Americans understand how outrageous this is. In Wisconsin, hundreds gathered outside the FBI building in St. Francis, a small city in Wisconsin’s Milwaukee County, following Dugan’s arrest. One of the demonstrators said, “All of the things that make America great are being attacked.” There were protests in other cities, too.  

Why was the Judge arrested? Why was she handcuffed? Why arrest her at the courthouse? These questions try our souls.  

The government must prove that Judge Dugan intended to obstruct justice when she permitted the defendant to leave her courtroom through the side door. This seems like an insurmountable hurdle. 

As for harboring a fugitive, part of what the government must prove involves establishing whether Judge Dugan harbored or concealed the fugitive. The cases define harboring as giving someone a place to stay or caring for them while hiding from law enforcement, as Dr. Mudd did for John Wilkes Booth. Can a judge harbor a fugitive in a public courtroom?
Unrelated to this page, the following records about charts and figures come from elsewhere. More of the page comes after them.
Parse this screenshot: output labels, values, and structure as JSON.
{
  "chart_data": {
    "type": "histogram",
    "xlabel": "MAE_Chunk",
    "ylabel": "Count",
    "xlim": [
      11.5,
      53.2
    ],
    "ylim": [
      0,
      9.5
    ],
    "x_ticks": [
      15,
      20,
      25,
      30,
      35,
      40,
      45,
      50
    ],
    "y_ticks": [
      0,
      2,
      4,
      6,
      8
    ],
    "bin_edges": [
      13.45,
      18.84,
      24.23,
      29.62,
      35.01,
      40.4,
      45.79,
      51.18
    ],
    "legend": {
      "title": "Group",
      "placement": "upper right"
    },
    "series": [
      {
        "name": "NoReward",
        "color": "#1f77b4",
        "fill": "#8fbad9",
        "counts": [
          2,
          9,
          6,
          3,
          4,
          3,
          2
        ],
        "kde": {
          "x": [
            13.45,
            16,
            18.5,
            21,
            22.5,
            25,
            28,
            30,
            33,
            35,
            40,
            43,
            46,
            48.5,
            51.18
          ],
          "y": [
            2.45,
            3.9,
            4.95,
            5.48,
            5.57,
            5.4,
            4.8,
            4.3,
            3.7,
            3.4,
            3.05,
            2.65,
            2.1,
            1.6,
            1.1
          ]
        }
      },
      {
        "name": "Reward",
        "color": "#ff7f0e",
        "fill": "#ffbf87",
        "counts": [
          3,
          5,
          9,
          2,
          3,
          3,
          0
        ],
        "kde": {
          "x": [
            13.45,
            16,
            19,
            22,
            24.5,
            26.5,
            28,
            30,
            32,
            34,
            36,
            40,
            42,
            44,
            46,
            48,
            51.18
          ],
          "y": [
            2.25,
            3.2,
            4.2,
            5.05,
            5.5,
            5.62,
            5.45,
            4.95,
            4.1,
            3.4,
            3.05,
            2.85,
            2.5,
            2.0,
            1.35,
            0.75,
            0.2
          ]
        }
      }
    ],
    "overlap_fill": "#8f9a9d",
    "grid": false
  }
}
Without more evidence, Bondi’s case will die on the vine. 

As his first 100 days in office close, President Donald Trump finds his approval rating sinking, with majority opposition to major initiatives and perceptions that his administration is seeking to avoid complying with federal court orders. The poll shows that 39 percent of adult Americans approve of how Trump is handling his job, compared with 55 percent who disapprove, including 44 percent who disapprove strongly. In February, those numbers were 45 percent positive and 53 percent negative. No wonder and the last straw may be his assault on the judiciary, with many worried about what the case could mean for America’s future. 

Trump is coming for the judges. We must stand with them.